Sitting staring out the tiny window at the city below,
the strange landmarks I cannot recognize,
I'm seeing only your face.
When did this Avalon turn,
how many seasons did it take
to become Babylon?
You looked at me
across the silence
to see what I was thinking
and I wondered how
we ever thought we really knew one another.
Connections made and lost
through the course of a single year.
How is it we rarely see it coming unraveled?

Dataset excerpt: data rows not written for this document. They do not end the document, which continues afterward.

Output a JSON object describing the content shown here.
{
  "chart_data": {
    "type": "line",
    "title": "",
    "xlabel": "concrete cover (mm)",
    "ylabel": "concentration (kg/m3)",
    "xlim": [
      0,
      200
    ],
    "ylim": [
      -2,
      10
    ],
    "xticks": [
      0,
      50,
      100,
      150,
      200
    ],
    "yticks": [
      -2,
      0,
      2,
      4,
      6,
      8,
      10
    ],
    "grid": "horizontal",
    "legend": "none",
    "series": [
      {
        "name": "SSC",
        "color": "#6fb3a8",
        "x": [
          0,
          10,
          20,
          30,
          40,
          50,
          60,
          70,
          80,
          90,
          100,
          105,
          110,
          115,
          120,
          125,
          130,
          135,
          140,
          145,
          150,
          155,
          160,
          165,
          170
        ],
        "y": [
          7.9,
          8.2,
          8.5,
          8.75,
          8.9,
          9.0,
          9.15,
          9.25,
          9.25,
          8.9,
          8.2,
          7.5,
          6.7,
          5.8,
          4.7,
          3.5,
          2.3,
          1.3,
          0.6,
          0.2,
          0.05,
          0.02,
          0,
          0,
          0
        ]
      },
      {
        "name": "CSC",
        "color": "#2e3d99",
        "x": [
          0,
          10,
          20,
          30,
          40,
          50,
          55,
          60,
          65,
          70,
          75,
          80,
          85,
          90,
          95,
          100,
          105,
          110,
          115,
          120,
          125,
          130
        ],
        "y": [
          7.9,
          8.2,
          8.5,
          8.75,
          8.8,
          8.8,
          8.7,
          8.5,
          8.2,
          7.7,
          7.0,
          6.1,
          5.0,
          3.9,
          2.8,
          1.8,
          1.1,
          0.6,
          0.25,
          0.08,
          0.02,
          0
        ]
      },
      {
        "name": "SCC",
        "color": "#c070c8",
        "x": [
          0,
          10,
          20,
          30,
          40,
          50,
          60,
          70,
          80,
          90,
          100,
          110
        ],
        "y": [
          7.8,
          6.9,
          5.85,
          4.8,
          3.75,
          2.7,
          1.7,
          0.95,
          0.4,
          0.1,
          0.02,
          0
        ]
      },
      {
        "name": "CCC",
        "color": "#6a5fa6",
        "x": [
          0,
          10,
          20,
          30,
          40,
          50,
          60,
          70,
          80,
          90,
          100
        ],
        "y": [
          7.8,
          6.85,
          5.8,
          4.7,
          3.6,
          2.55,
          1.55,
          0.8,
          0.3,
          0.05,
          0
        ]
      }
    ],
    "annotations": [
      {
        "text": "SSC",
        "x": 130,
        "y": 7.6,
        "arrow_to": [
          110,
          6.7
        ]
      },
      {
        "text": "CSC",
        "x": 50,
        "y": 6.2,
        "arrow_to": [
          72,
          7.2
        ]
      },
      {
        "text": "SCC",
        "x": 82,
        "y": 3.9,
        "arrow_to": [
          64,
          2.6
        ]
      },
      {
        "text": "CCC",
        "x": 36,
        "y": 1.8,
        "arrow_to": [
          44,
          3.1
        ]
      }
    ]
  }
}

We're just left holding the loose strands of thread
that, upon closer examination,
look as though they never belonged
among the pattern any where, any way.

Drunk and heartsick in the Minneapolis airport,
on the razor thin edge of weeping and holding it together,
surrounded by crew and staff, business travelers,
families on vacation, unfamiliar dialects,
people with a purpose and definite destinations.
I'm here without a map,
a boarding pass in my bag,
and a great yawning nothingness
lying before me
where our futures used to
be intertwined in Celtic circles.
Florescent lights leave me no place to hide,
no corner for solitude and regrouping.
Still I suppose that's what bathroom stalls are for,
for those of us a little lost along life's runway,
failing security checks we conduct on ourselves.
Longing for what has been.
Refusing stagnation in the present.
Forging blindly ahead into the future,
despite fear, despair, anger, heartache, and the tears.
All I know is that this is a temporary place.